Zamość, une ville d’hospitalité dans la Pologne de la Renaissance

Pascal Dubourg-Glatigny, historien

Suite aux guerres de religion qui ravagent l’Europe, certains souverains décident de créer des cités nouvelles sous le sceau de la tolérance religieuse au tournant des xvie et xviie siècles. On les trouve sur tout le continent, de Livourne en Toscane à Glückstadt au Schleswig-Holstein ou Henrichemont en France, symbole de la concorde instituée par l’Édit de Nantes dont la construction est interrompue par l’assassinat d’Henri IV en 1610… Zamość, édifiée en Pologne à partir de 1580, est l’un des projets les plus précoces et les plus aboutis de ces villes d’hospitalité.

« Grâce aux libertés et aux privi­lèges que [Jan Zamoyski] avait obtenus du Roi [Étienne Batory], il rassembla des marchands et des arti­sans de diffé­rentes nations et de diffé­rents lieux1 ». Ainsi commence le récit de la fonda­tion de la ville de Zamość par Reinold Heiden­stein, un prus­sien catho­lique, secré­taire du roi de Pologne.

Zamość porte le nom de son créa­teur, Jan Zamoyski, chan­ce­lier et conné­table de la répu­blique aris­to­cra­tique dite des Deux-Nations, qui scelle en 1569 l’union des monar­chies polo­naise et litua­nienne ; l’État le plus étendu de l’Europe du temps. Cette nouvelle ville polo­naise incarne la moder­nité archi­tec­tu­rale et urba­nis­tique, avec son plan hippo­da­mien (octo­gonal), ses forti­fi­ca­tions monu­men­tales et son palais prin­cier situé à l’écart de la maison commu­nale qui domine la place centrale.

Plan dit « hippo­da­mien » (octo­gonal) de Zamość, ville de Pologne. Zamoscium.
Nova Polo­niae civitas dans G. Braun, F. Hogen­berg, Civi­tates orbis terrarum, 1617.

Zamość constitue un impor­tant relais sur les routes commer­ciales des plaines de la Ruthénie et de l’Orient ottoman qui font la richesse du pays. Elle reflète aussi, dans un espace confiné, l’esprit de tolé­rance et d’accueil que la Pologne culti­vait depuis le début du xvie siècle.

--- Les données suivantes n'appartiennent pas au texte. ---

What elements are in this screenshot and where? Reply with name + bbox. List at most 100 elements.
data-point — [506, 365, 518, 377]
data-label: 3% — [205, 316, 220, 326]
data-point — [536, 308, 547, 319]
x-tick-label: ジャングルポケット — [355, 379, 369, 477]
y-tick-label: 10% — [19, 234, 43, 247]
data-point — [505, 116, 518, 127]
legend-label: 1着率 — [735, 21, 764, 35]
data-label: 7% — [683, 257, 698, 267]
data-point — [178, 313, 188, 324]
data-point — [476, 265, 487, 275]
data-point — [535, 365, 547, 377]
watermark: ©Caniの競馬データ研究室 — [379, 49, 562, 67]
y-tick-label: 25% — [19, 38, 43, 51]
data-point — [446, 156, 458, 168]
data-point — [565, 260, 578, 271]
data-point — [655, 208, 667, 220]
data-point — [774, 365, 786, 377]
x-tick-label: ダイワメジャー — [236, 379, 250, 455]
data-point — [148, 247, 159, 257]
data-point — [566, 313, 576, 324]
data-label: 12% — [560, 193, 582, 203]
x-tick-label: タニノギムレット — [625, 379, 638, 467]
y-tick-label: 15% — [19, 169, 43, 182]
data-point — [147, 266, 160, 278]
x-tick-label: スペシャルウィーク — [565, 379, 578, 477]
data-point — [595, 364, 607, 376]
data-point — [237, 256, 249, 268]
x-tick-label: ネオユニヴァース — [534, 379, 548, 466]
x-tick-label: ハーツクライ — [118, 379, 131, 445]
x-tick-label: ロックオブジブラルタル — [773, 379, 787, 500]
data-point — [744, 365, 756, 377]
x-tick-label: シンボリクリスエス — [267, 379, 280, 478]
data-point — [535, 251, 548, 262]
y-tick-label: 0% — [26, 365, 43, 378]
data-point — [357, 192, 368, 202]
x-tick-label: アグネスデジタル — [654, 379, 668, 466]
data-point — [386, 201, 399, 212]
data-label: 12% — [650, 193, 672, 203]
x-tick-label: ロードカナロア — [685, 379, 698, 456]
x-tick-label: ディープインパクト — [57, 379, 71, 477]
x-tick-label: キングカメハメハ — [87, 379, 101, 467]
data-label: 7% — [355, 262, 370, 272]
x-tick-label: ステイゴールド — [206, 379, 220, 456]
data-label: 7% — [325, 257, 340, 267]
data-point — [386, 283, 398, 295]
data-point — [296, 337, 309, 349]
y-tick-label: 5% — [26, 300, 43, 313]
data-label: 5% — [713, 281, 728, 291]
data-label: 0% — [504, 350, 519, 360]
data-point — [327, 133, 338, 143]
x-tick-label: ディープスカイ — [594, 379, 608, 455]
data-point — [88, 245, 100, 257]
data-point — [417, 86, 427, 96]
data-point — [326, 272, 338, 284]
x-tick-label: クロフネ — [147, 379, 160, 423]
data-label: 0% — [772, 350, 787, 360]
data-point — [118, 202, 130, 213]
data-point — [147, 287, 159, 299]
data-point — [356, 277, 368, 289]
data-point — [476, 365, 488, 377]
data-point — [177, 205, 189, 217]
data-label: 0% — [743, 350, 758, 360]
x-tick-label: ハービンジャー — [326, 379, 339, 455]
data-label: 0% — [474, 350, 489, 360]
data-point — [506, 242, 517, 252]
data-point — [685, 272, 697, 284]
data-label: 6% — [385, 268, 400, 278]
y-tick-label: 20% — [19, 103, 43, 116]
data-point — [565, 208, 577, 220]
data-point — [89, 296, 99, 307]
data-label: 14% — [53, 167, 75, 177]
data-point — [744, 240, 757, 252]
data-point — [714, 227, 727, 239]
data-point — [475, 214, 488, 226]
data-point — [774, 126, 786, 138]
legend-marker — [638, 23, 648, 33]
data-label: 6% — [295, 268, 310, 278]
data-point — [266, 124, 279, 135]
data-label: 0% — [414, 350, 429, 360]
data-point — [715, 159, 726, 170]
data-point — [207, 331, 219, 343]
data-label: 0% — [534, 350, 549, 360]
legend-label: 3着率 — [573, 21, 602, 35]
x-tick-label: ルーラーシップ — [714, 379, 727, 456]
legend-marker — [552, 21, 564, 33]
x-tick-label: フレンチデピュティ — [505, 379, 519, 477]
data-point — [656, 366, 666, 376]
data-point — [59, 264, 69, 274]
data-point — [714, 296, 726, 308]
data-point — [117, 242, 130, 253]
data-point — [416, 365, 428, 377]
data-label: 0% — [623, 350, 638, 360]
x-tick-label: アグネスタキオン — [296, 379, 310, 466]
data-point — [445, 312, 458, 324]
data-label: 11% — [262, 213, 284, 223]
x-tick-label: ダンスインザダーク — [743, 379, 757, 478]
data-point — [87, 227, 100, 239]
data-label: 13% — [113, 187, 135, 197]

La Pologne, terre d’accueil des communautés religieuses persécutées

Suite à l’expulsion des Juifs d’Espagne en 1492 et des pogroms qui sévissent dans les États alle­mands depuis le Moyen Âge, les rois de Pologne répètent régu­liè­re­ment leur invi­ta­tion aux popu­la­tions persé­cu­tées. Un édit royal garan­tis­sait à l’époque les droits de circu­la­tion, d’installation et de propriété des Juifs du royaume, proté­geait les syna­gogues et l’autonomie des commu­nautés reli­gieuses et les prému­nis­sait contre les faux procès en blasphèmes.

Avec l’avènement de la Réforme, qui connaît un vif succès au sein de la noblesse polo­naise de la Renais­sance, la Pologne est à nouveau terre d’accueil avec l’ar­rivée de protes­tants de l’Europe entière. L’acte de la confé­dé­ra­tion de Varsovie, promulgué en 1573, garantit la liberté de conscience et de culte, même aux sectes les plus radi­cales. Son respect par le souve­rain est une exigence essen­tielle de l’accès au trône de Pologne-Lituanie.

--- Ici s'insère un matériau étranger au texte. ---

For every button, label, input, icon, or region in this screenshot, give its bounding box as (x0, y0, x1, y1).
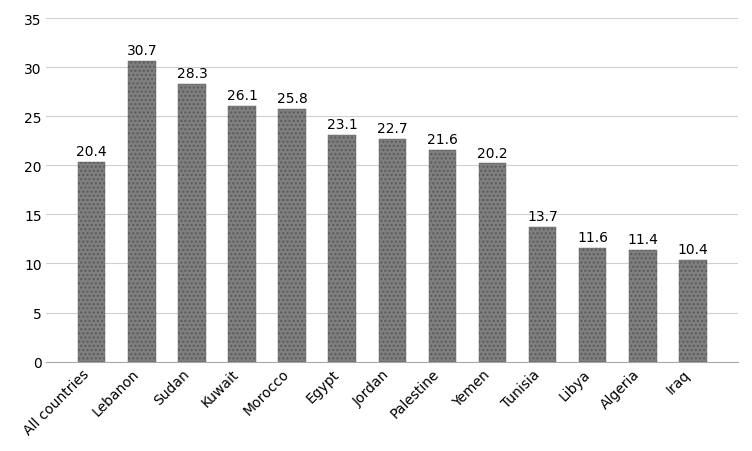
Text: 20.4: 20.4 (77, 144, 107, 158)
Bar (679, 260, 707, 362)
Bar (529, 228, 556, 362)
Bar (178, 85, 206, 362)
Text: 11.6: 11.6 (578, 230, 608, 244)
Text: 20.2: 20.2 (478, 146, 508, 160)
Bar (378, 140, 406, 362)
Bar (278, 109, 306, 362)
Bar (629, 250, 656, 362)
Text: 13.7: 13.7 (527, 210, 558, 224)
Bar (128, 61, 156, 362)
Text: 23.1: 23.1 (327, 118, 358, 132)
Bar (579, 248, 606, 362)
Text: 25.8: 25.8 (277, 92, 308, 106)
Text: 21.6: 21.6 (427, 133, 458, 147)
Text: 22.7: 22.7 (377, 122, 408, 136)
Bar (479, 164, 506, 362)
Text: 30.7: 30.7 (126, 44, 157, 57)
Text: 10.4: 10.4 (678, 242, 708, 256)
Text: 26.1: 26.1 (226, 88, 257, 102)
Bar (329, 136, 356, 362)
Bar (228, 106, 256, 362)
Text: 28.3: 28.3 (177, 67, 208, 81)
Text: 11.4: 11.4 (627, 232, 658, 246)
Bar (78, 162, 105, 362)
Bar (429, 151, 456, 362)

Bien que certaines commu­nautés se renferment sur elles-mêmes, comme les Anti­tri­ni­taires qui expulsent les catho­liques de leur fief de Raków et résistent à l’installation des Luthé­riens, aucune commu­nauté n’échappe à la consti­tu­tion d’une culture polo­naise collec­tive faite de partage et de confron­ta­tions parfois virulentes.

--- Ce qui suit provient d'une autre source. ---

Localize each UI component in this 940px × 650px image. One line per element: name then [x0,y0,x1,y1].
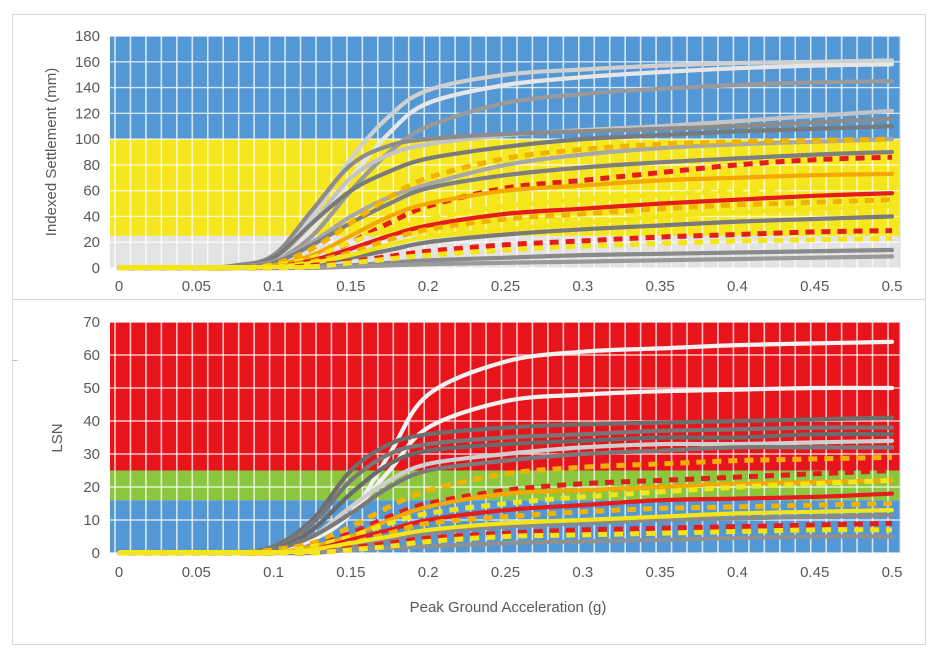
settlement-y-tick-label: 140 [75,80,100,97]
settlement-series [116,58,895,271]
settlement-y-tick-label: 40 [83,208,100,225]
lsn-panel: 0 10 20 30 40 50 60 70 0 0.05 0.1 0.15 0.2 0.25 0.3 0.… [49,314,902,616]
settlement-y-tick-label: 0 [92,260,100,277]
settlement-x-tick-label: 0.1 [263,278,284,295]
settlement-x-tick-label: 0.2 [418,278,439,295]
settlement-y-tick-label: 180 [75,28,100,45]
x-axis-label: Peak Ground Acceleration (g) [410,599,607,616]
settlement-y-ticks: 0 20 40 60 80 100 120 140 160 180 [75,28,100,277]
settlement-y-tick-label: 160 [75,54,100,71]
settlement-y-tick-label: 120 [75,105,100,122]
lsn-x-tick-label: 0.1 [263,564,284,581]
lsn-series [116,339,895,556]
lsn-x-tick-label: 0.45 [800,564,829,581]
settlement-y-tick-label: 60 [83,183,100,200]
panel-divider [12,299,926,300]
settlement-y-tick-label: 100 [75,131,100,148]
edge-tick [12,360,18,361]
settlement-y-axis-label: Indexed Settlement (mm) [43,68,60,236]
settlement-x-tick-label: 0.25 [491,278,520,295]
lsn-gridlines [110,321,901,554]
lsn-x-tick-label: 0.05 [182,564,211,581]
lsn-x-tick-label: 0.15 [336,564,365,581]
settlement-x-tick-label: 0.05 [182,278,211,295]
settlement-x-tick-label: 0.35 [645,278,674,295]
lsn-x-tick-label: 0.2 [418,564,439,581]
settlement-x-tick-label: 0 [115,278,123,295]
lsn-x-ticks: 0 0.05 0.1 0.15 0.2 0.25 0.3 0.35 0.4 0.45 0.5 [115,564,903,581]
lsn-y-tick-label: 0 [92,545,100,562]
lsn-y-tick-label: 50 [83,380,100,397]
lsn-y-tick-label: 70 [83,314,100,331]
lsn-y-tick-label: 40 [83,413,100,430]
lsn-y-tick-label: 60 [83,347,100,364]
lsn-y-axis-label: LSN [49,423,66,452]
lsn-y-ticks: 0 10 20 30 40 50 60 70 [83,314,100,562]
settlement-panel: 0 20 40 60 80 100 120 140 160 180 0 0.05 0.1 0.15 0.2… [43,28,902,295]
lsn-y-tick-label: 20 [83,479,100,496]
settlement-y-tick-label: 20 [83,234,100,251]
settlement-y-tick-label: 80 [83,157,100,174]
settlement-x-ticks: 0 0.05 0.1 0.15 0.2 0.25 0.3 0.35 0.4 0.45 0.5 [115,278,903,295]
settlement-x-tick-label: 0.15 [336,278,365,295]
lsn-y-tick-label: 30 [83,446,100,463]
lsn-x-tick-label: 0.35 [645,564,674,581]
lsn-x-tick-label: 0.5 [882,564,903,581]
settlement-x-tick-label: 0.5 [882,278,903,295]
lsn-x-tick-label: 0.4 [727,564,748,581]
settlement-x-tick-label: 0.4 [727,278,748,295]
lsn-x-tick-label: 0.25 [491,564,520,581]
settlement-x-tick-label: 0.3 [572,278,593,295]
settlement-x-tick-label: 0.45 [800,278,829,295]
lsn-x-tick-label: 0.3 [572,564,593,581]
lsn-x-tick-label: 0 [115,564,123,581]
lsn-y-tick-label: 10 [83,512,100,529]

Une coexistence pacifique unique dans l’Europe bouleversée par des conflits confessionnels

Dans de nombreux domaines, les échanges et les circu­la­tions entre les commu­nautés sont fréquents. À Pińczów, l’académie calvi­niste créée par le grec Fran­çois Lisma­nini donne nais­sance à la première gram­maire de langue polo­naise, œuvre d’un Normand Pierre Stato­rius (1568). L’architecte et sculp­teur florentin Santi Gucci, résident protes­tant de la ville, reçoit de nombreuses commandes royales et travaille tant pour les domi­ni­cains de Cracovie que pour des familles de magnats de toutes confes­sions. Son frère Matteo Gucci est l’architecte de la célèbre vieille syna­gogue de Kazi­mierz à Cracovie.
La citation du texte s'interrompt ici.